Ces pots-de-vin ont pris la forme de cigares, de bouteilles de champagne et de bijoux distribués entre 2007 et 2016.

La police soupçonne M. Nétanyahou d'avoir en retour promu un projet fiscal qui aurait rapporté des millions de dollars à M. Milchan. Le ministère des Finances a toutefois mis son veto à ce texte.

M. Nétanyahou serait aussi intervenu auprès de l'administration américaine pour aider M. Milchan à obtenir une prolongation de son visa aux États-Unis. La police soupçonne M. Nétanyahou d'avoir intercédé pour faciliter l'entrée de M. Milchan dans le capital de la «2», chaîne privée la plus populaire du pays.

M. Nétanyahou serait aussi intervenu illicitement en sa qualité de ministre des Communications (portefeuille qu'il détenait en plus du mandat de premier ministre) dans un dossier concernant la «10», autre chaîne privée, dont M. Milchan était actionnaire.

Il aurait soutenu la création d'une zone commerciale spéciale à la frontière entre Israël et la Jordanie au profit du milliardaire indien Ratan Tata, qui était en relation d'affaires avec M. Milchan.

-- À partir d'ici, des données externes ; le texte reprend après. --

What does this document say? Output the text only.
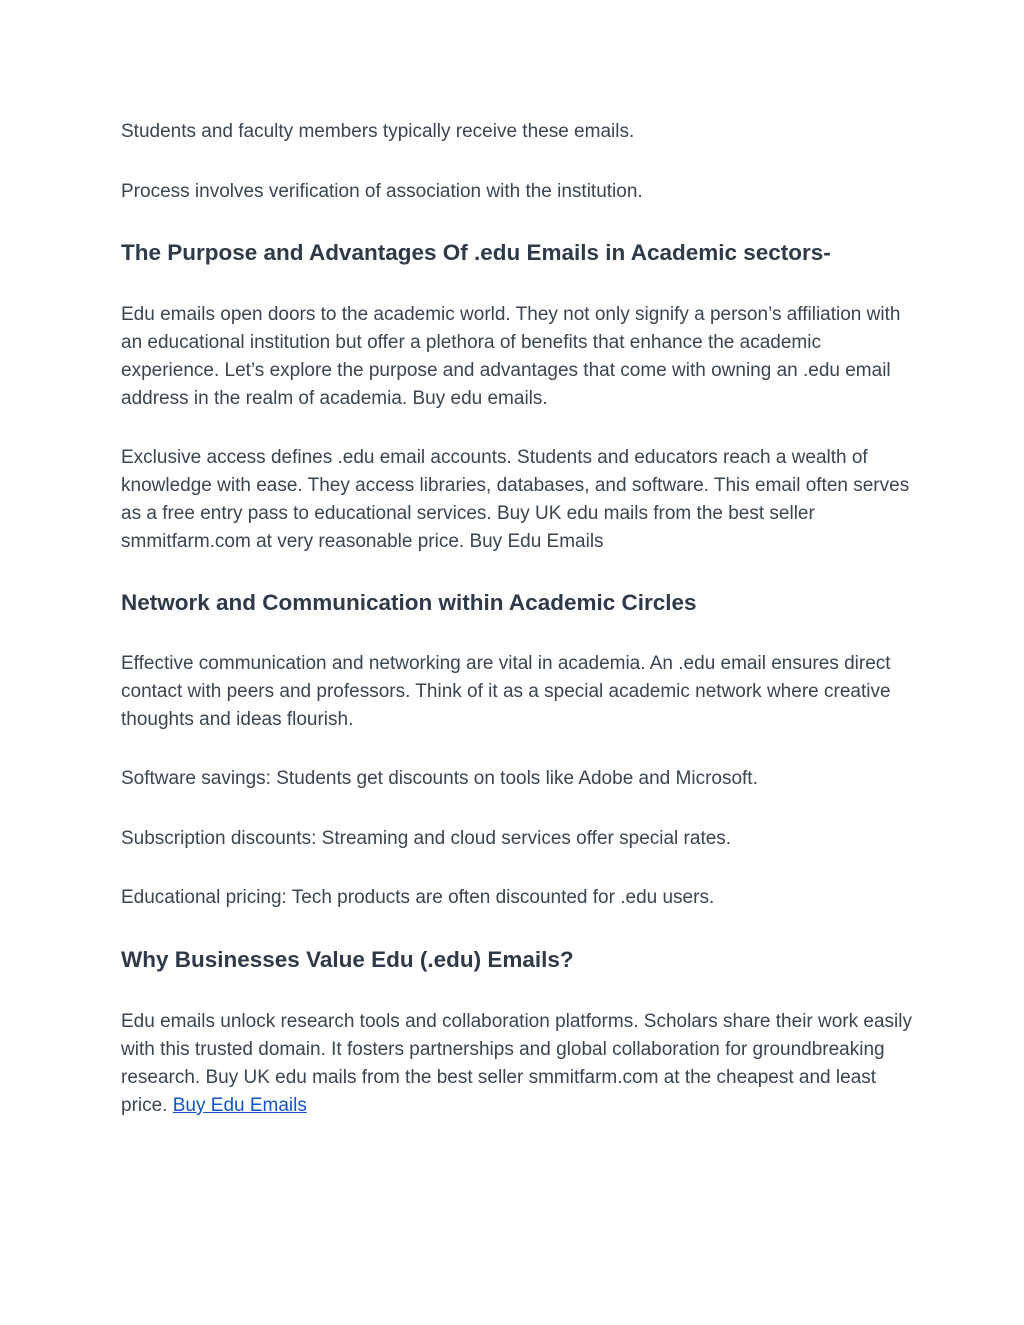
Students and faculty members typically receive these emails.

Process involves verification of association with the institution.

The Purpose and Advantages Of .edu Emails in Academic sectors-

Edu emails open doors to the academic world. They not only signify a person’s affiliation with an educational institution but offer a plethora of benefits that enhance the academic experience. Let’s explore the purpose and advantages that come with owning an .edu email address in the realm of academia. Buy edu emails.

Exclusive access defines .edu email accounts. Students and educators reach a wealth of knowledge with ease. They access libraries, databases, and software. This email often serves as a free entry pass to educational services. Buy UK edu mails from the best seller smmitfarm.com at very reasonable price. Buy Edu Emails

Network and Communication within Academic Circles

Effective communication and networking are vital in academia. An .edu email ensures direct contact with peers and professors. Think of it as a special academic network where creative thoughts and ideas flourish.

Software savings: Students get discounts on tools like Adobe and Microsoft.

Subscription discounts: Streaming and cloud services offer special rates.

Educational pricing: Tech products are often discounted for .edu users.

Why Businesses Value Edu (.edu) Emails?

Edu emails unlock research tools and collaboration platforms. Scholars share their work easily with this trusted domain. It fosters partnerships and global collaboration for groundbreaking research. Buy UK edu mails from the best seller smmitfarm.com at the cheapest and least price. Buy Edu Emails
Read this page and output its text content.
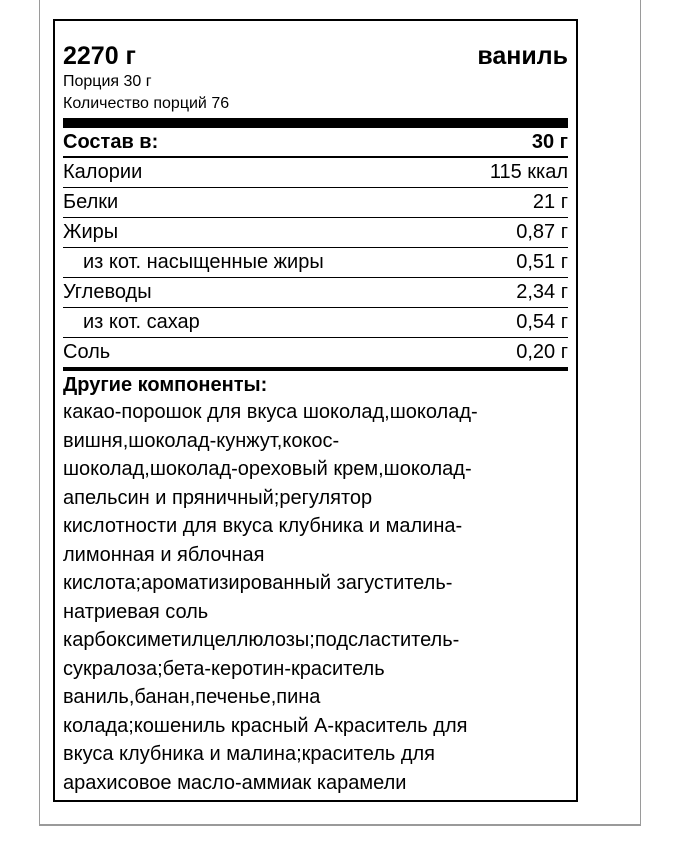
2270 г	ваниль
Порция 30 г
Количество порций 76
Состав в:	30 г
Калории	115 ккал
Белки	21 г
Жиры	0,87 г
из кот. насыщенные жиры	0,51 г
Углеводы	2,34 г
из кот. сахар	0,54 г
Соль	0,20 г
Другие компоненты:
какао-порошок для вкуса шоколад,шоколад-
вишня,шоколад-кунжут,кокос-
шоколад,шоколад-ореховый крем,шоколад-
апельсин и пряничный;регулятор
кислотности для вкуса клубника и малина-
лимонная и яблочная
кислота;ароматизированный загуститель-
натриевая соль
карбоксиметилцеллюлозы;подсластитель-
сукралоза;бета-керотин-краситель
ваниль,банан,печенье,пина
колада;кошениль красный А-краситель для
вкуса клубника и малина;краситель для
арахисовое масло-аммиак карамели
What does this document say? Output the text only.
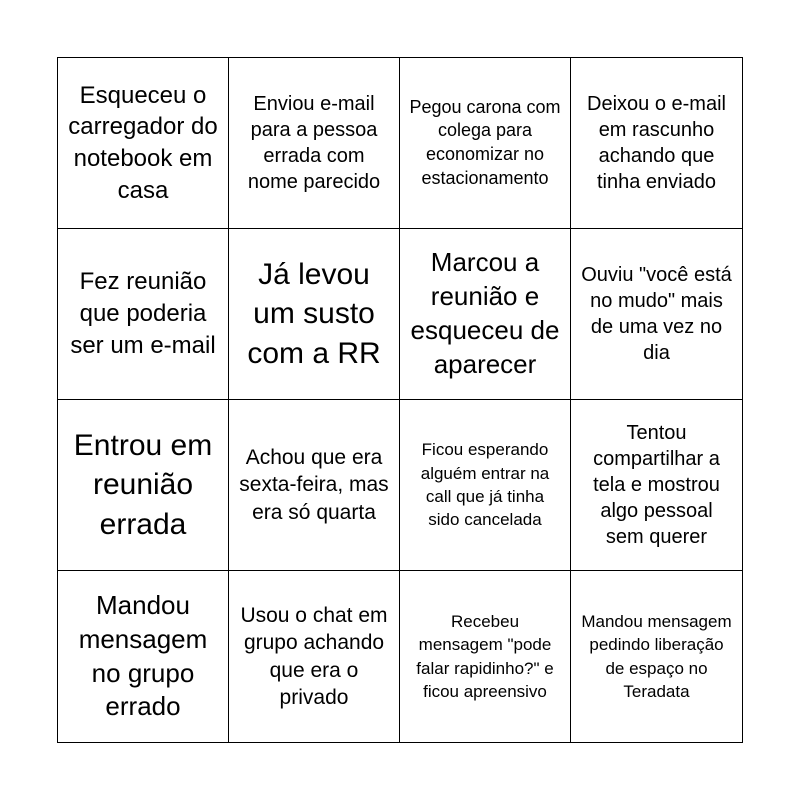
Esqueceu o carregador do notebook em casa
Enviou e-mail para a pessoa errada com nome parecido
Pegou carona com colega para economizar no estacionamento
Deixou o e-mail em rascunho achando que tinha enviado
Fez reunião que poderia ser um e-mail
Já levou um susto com a RR
Marcou a reunião e esqueceu de aparecer
Ouviu "você está no mudo" mais de uma vez no dia
Entrou em reunião errada
Achou que era sexta-feira, mas era só quarta
Ficou esperando alguém entrar na call que já tinha sido cancelada
Tentou compartilhar a tela e mostrou algo pessoal sem querer
Mandou mensagem no grupo errado
Usou o chat em grupo achando que era o privado
Recebeu mensagem "pode falar rapidinho?" e ficou apreensivo
Mandou mensagem pedindo liberação de espaço no Teradata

Le projet a finalement été abandonné.

M. Packer, qui aurait fait la connaissance de M. Nétanyahou par l'intermédiaire de M. Milchan, aurait accepté de partager avec M. Milchan la charge des cadeaux.

Mediagate

Dans la deuxième affaire («dossier 2000»), la police soupçonne M. Nétanyahou d'avoir tenté de conclure avec le propriétaire du Yediot Aharonot, Arnon Moses, pour une couverture plus favorable de la part du plus grand quotidien israélien payant, souvent accusé par M. Nétanyahou d'agir contre lui.

En échange, M. Nétanyahou aurait évoqué avec M. Moses la possibilité de faire voter une loi qui aurait limité la distribution d'Israel Hayom, un quotidien gratuit et principal concurrent du Yediot Aharonot, et interdit sa publication le week-end.

La police se fonde sur le témoignage d'Ari Harow, un ancien chef de cabinet de M. Nétanyahou qui a accepté de témoigner pour bénéficier d'un régime de clémence en cas d'inculpation.

«Dossier 3000»

Deux proches du premier ministre ont été interrogés à plusieurs reprises ces derniers mois par les policiers enquêtant sur des soupçons de corruption présumée autour de la vente par l'Allemagne à Israël de trois sous-marins militaires du géant industriel ThyssenKrupp.

M. Nétanyahou lui-même n'est pas en cause pour le moment dans ce dossier, selon la police.

... et repas fins

Le procureur général a informé en septembre l'épouse du premier ministre, Sara Nétanyahou, qu'elle risquait d'être jugée pour avoir fait passer des dizaines de milliers de dollars de repas fins aux frais du contribuable.

Mme Nétanyahou, ainsi qu'un proche collaborateur des Nétanyahou, sont soupçonnés d'avoir commandé frauduleusement des centaines de repas auprès de restaurants et de chefs pour la somme de 359 000 shekels (102 000 $ US).